Rotraut Perner, Psychotherapeutin

Genießen. „Ich bin sehr sensibel und merke genau, wenn etwas nicht passt“, sagt die Wiener Psychotherapeutin Rotraud Perner. Kinder tragen dieses Gespür, ob etwas für sie stimmt oder nicht, noch in sich.

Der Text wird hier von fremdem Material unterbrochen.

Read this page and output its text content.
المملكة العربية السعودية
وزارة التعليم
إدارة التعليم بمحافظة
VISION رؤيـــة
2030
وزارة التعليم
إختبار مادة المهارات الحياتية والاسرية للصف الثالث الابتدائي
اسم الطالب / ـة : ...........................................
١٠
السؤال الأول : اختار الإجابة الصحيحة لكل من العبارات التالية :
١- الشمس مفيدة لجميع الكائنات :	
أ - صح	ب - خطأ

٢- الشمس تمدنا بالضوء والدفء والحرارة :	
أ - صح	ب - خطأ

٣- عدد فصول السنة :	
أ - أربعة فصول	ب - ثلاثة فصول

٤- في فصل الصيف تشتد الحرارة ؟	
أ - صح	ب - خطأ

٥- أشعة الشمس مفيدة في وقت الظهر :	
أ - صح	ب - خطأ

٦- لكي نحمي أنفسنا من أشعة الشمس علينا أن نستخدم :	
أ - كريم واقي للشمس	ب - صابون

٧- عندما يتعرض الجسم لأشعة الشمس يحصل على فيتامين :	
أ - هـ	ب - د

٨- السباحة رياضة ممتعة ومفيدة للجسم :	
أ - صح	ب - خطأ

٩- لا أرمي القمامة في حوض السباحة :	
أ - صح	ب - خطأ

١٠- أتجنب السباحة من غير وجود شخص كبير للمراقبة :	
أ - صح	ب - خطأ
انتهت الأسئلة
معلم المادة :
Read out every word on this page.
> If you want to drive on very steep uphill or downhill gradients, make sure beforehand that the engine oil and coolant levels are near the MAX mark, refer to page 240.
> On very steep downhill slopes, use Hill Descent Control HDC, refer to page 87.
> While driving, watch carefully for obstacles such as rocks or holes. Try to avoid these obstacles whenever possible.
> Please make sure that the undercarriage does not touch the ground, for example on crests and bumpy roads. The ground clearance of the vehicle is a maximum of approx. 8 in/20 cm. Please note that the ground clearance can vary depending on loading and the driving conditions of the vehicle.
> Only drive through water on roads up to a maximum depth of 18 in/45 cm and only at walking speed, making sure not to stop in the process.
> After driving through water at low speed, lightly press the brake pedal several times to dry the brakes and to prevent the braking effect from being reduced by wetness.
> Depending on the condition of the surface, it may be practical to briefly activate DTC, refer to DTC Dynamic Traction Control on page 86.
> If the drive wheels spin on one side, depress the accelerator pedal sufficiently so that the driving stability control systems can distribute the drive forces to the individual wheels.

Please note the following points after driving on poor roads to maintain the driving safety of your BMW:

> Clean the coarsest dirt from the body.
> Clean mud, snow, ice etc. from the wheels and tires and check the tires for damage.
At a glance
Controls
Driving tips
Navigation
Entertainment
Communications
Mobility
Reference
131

Eltern sollen sie ermutigen, diesem Gefühl zu vertrauen. Und ihre Kinder so lieben, wie sie sind. Denn: Nicht nur Leistung zählt. Perner: „Wer nicht genießt, wird ungenießbar. Wir spannen uns an, das übersäuert den Organismus. Und auch die Psyche ist dann gereizt und aggressiv.“ Die Therapeutin schafft sich Inseln, über den Tag verteilt, auf denen sie sich erholen kann. Stricken, Nähen oder Stepptanzen beim Fernsehen: „Da reinigen sich meine Gedanken.“ Und es ist ihr wichtig, Zeit zum Lieben zu haben. Andere Menschen und sich selbst.

Gregor Sieböck, Weltenwanderer
Im Jetzt sein. Gregor Sieböck ist zu Fuß um die Welt gewandert: 15.000 Kilometer von Bad Ischl bis Tokio. Dabei hat er seinen Rucksack Schritt für Schritt erleichtert. Und weiß jetzt: Auch im Leben geht es leichter besser: „Bevor ich mir etwas Neues kaufe, denke ich an meinen Rucksack. Und daran, dass ich das dann mit mir herumtragen müsste.“ Auch Sinnsprüche wie „Ohne Fleiß kein Preis“ ließ er im Zuge der Reise über Bord gehen. Er will leben, nicht gelebt werden.